12. Warum ist eine aktive Beteiligung an der politischen Bildung wichtig? Was sind Ihrer Meinung nach die drei wichtigsten Aspekte, die damit verbunden sind?

Die Transformation des Bewusstseins ist grundlegend, oder das Fundament eines gesellschaftlichen Wandels. Die drei wichtigsten Aspekte sind: Zivile Bildung muss eine klare Zielgruppe haben (Jugendgruppen), innovative Methoden (Lernen am Ort des Geschehens und nicht nur im Klassenzimmer) und es sollte ein Koordinationsnetzwerk zwischen politischen Bildungsinitiativen geben.

13. Können Sie einen unvergesslichen Moment aus Ihrer Arbeit teilen, der Sie motiviert?

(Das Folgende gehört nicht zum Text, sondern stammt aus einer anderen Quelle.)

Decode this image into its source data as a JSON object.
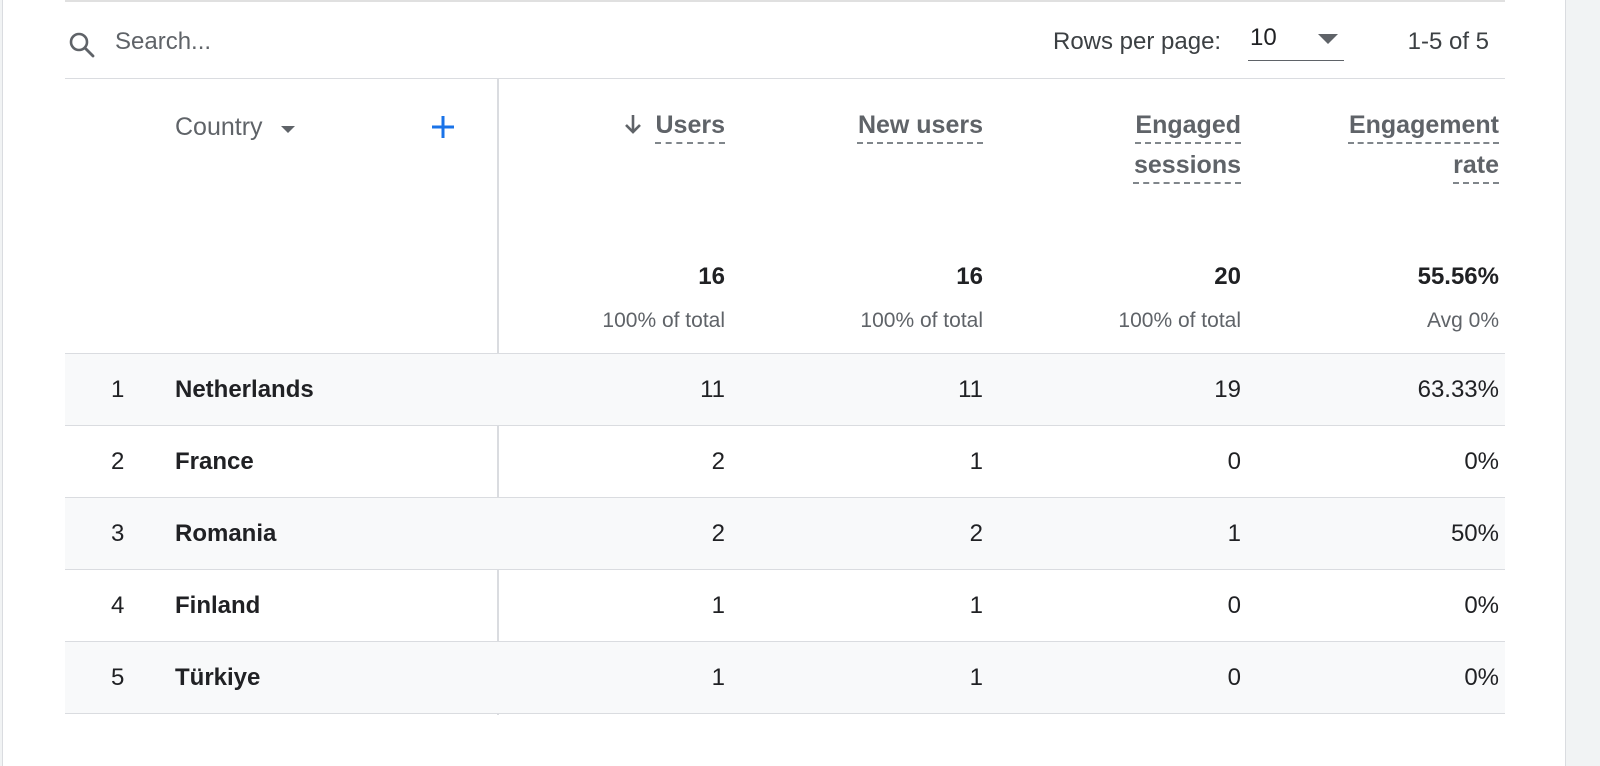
{
  "toolbar": {
    "search_placeholder": "Search...",
    "rows_per_page_label": "Rows per page:",
    "rows_per_page_value": "10",
    "page_range": "1-5 of 5"
  },
  "table": {
    "dimension_header": "Country",
    "columns": [
      {
        "label_lines": [
          "Users"
        ],
        "sorted": "descending",
        "total": "16",
        "total_note": "100% of total"
      },
      {
        "label_lines": [
          "New users"
        ],
        "total": "16",
        "total_note": "100% of total"
      },
      {
        "label_lines": [
          "Engaged",
          "sessions"
        ],
        "total": "20",
        "total_note": "100% of total"
      },
      {
        "label_lines": [
          "Engagement",
          "rate"
        ],
        "total": "55.56%",
        "total_note": "Avg 0%"
      }
    ],
    "rows": [
      {
        "index": "1",
        "country": "Netherlands",
        "values": [
          "11",
          "11",
          "19",
          "63.33%"
        ]
      },
      {
        "index": "2",
        "country": "France",
        "values": [
          "2",
          "1",
          "0",
          "0%"
        ]
      },
      {
        "index": "3",
        "country": "Romania",
        "values": [
          "2",
          "2",
          "1",
          "50%"
        ]
      },
      {
        "index": "4",
        "country": "Finland",
        "values": [
          "1",
          "1",
          "0",
          "0%"
        ]
      },
      {
        "index": "5",
        "country": "Türkiye",
        "values": [
          "1",
          "1",
          "0",
          "0%"
        ]
      }
    ]
  },
  "colors": {
    "accent": "#1a73e8",
    "row_alt": "#f8f9fa",
    "divider": "#dadce0"
  },
  "icons": {
    "search": "search-icon",
    "add_dimension": "plus-icon",
    "sort": "arrow-down-icon",
    "dropdown": "caret-down-icon"
  }
}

Als ich bei KontraS arbeitete  (2004-2012), habe ich 2009 einen Intensivlernkurs (3 Wochen) für Studierende ins Leben gerufen, wobei Teilnehmer*innen von Aceh bis Papua kamen, welche gender-gerecht vertreten waren, und von unterschiedlichen Glaubensrichtungen und Religionen kamen (inklusive Atheist*innen). Bereits das 3-wöchige Programm zeigt außergewöhnliche Wirkung. Einige der Alumni sind heute Menschenrechtsverteidiger*innen, und das Programm besteht bis heute bei KontraS.